Ciel devait encore garder une semaine son plâtre.
Il avait hâte de pouvoir l'enlever.
Sebastian le voyant déprimé, lui proposa de sortir.
Ciel accepta.
Ils se baladaient dans les rues de Londres.
-Cela te fait du bien de sortir de chez toi, n'est-ce pas chaton ?
-Oui enfin je veux juste pouvoir marcher tout seul.
Sebastian l'aidait toujours, lui tenant la main partout.

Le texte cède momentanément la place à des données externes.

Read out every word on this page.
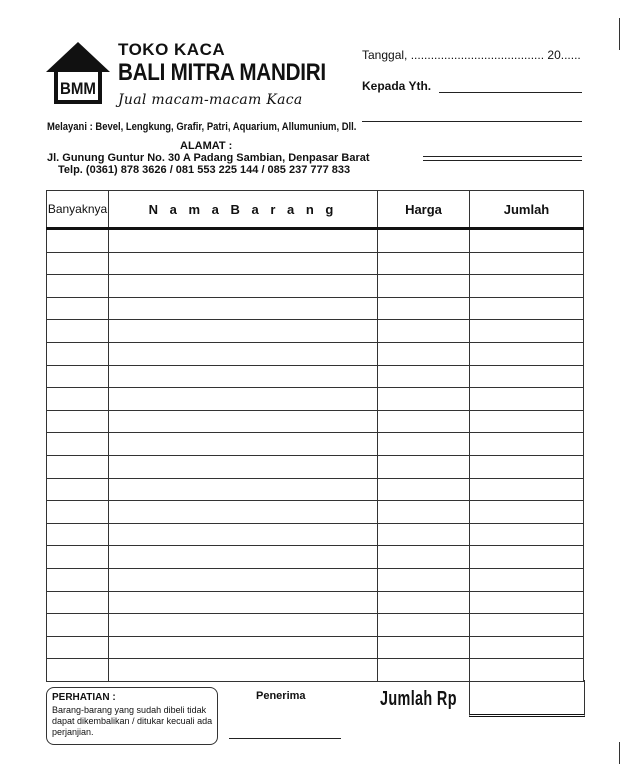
BMM
TOKO KACA
BALI MITRA MANDIRI
Jual macam-macam Kaca
Melayani : Bevel, Lengkung, Grafir, Patri, Aquarium, Allumunium, Dll.
ALAMAT :
Jl. Gunung Guntur No. 30 A Padang Sambian, Denpasar Barat
Telp. (0361) 878 3626 / 081 553 225 144 / 085 237 777 833
Tanggal, ........................................ 20......
Kepada Yth.
Banyaknya	N a m a B a r a n g	Harga	Jumlah

PERHATIAN :
Barang-barang yang sudah dibeli tidak dapat dikembalikan / ditukar kecuali ada perjanjian.
Penerima	Jumlah Rp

Ciel n'en avait pas honte mais ne voulait pas forcément attirer l'attention sur lui.
-Je veux rentrer, j'en ai marre.
-Déjà mais on vient à peine de sortir, je refuse, répondit Sebastian.
-Tu refuses ?
-Oui je ne dois plus t'obéir mais je suis encore là pour juger de ce qui est bien pour toi.
-Dans ce cas, je rentrerai seul, répondit Ciel.
-Tu ne pourras pas marcher seul longtemps.
-Je m'en fiche.
Puis Ciel s'en alla seul. Sebastian ne lui courait pas après, il savait qu'il n'irait pas très loin.
Ciel tomba dans une rue mal fréquenté connu pour sa prostitution et des gens mal intentionnés.
-Mince, ma jambe me fait mal.
Il fit marche arrière et regagnait la rue ou Sebastian l'attendait.
Il savait très bien qu'il ne partirait pas sans lui.
Il vit une enfant s'approcher de lui.
-Monsieur, vous n'auriez pas une pièce.
-Non désolé.
La petite fille s'approcha de lui et sorti un couteau.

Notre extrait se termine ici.